– Подумаешь, – жалобно бормочет Вера, стиснув горячими пальчиками мое запястье, – ну если даже не поступит. Пойдет в простую школу. Мы сами такие заканчивали, и ничего…
– Еще как поступит, – уверенно заявляю я. – Безо всяких «если»… Наши дети обязаны быть умнее нас.
Полчаса тянутся сутками. Точно один из крошечных циферблатиков на поле основного взял да и замедлил ход. Если бы пару месяцев назад кто-нибудь сказал мне, что я буду дергаться из-за подобной ерунды, я бы рассмеялся тому в лицо. А теперь сижу как на иголках, будто сам поступаю в эту чертову школу, пардон, в гимназию… Глупо, конечно.
Приходит еще женщина с хрупкой светлоко-сой девочкой в огромных белых бантах. Девочка пристраивается на небольшую деревянную скамейку, тонкие пальчики непрестанно тискают размочаленную паклю волос тощей куклы в пышном розовом платье. Кажется, она называется Барби.
– Вы не знаете, о чем там спрашивают? – робким шепотом интересуется женщина.
Мы сокрушенно разводим руками и мотаем головами. Женщина обреченно вздыхает.

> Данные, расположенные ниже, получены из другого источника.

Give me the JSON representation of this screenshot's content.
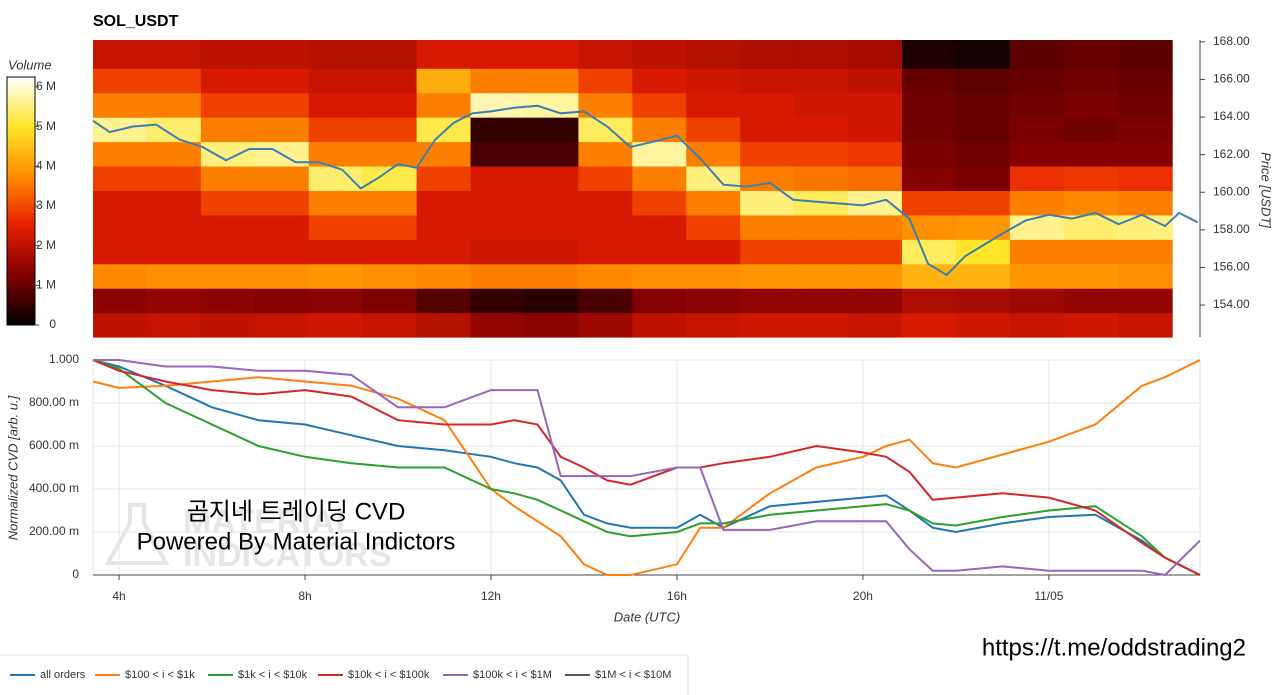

Наконец дверь открывается, на пороге возникает вполне живой и довольный наш пацан. За ним **– прямая утонченная дама, к которой так и подмывает обратиться: «леди». Она приглашает нас с Верой в кабинет. Краем глаза отмечаю, что Михаил уже вовсю пижонит перед робкой девочкой в бантах, объясняя, что будет учиться здесь, и если она будет тоже, то они смогут дружить. Девочка краснеет и опускает длинные ресницы. Она очень мила. Парень явно имеет вкус.
– Поздравляю вас, мама и папа, – ровно произносит леди. – Ваш сын великолепно развит, вполне готов к обучению в гимназии. И к тому же прекрасно воспитан. Как чудесно видеть такие замечательные молодые семьи…
Неожиданно я чувствую, как краска приливает к моим щекам, а рот сам по себе разъезжается в дурацкую улыбку.
Бах! В коридоре раздается страшный грохот. Новоявленный гимназист Михаил вместе с хрупкой подружкой, невзирая на протесты ее мамы, затеяли салочки и умудрились опрокинуть деревянную скамейку.
Дома мы устраиваем небольшой сабантуй. Приходит моя названая теща Галина Григорьевна. Держится на редкость дружелюбно. Она выпивает со мной рюмочку приобретенного «на случай» «Белого аиста» и конфиденциально сообщает, что тот, первый Славик, форменная скотина. С чем я не могу не согласиться.
Вот только Веру к моим родителям я никак не могу вытащить. При одном упоминании она краснеет, бледнеет, зеленеет и с мольбой в огромных глазах отчаянно качает головой.
– Да не бойся, – пытаюсь урезонить я ее, – что ты как маленькая, в самом деле… Они не кусаются. Отец давно приглашает. Ты им понравишься, честное слово. Если б я не был уверен, не звал бы.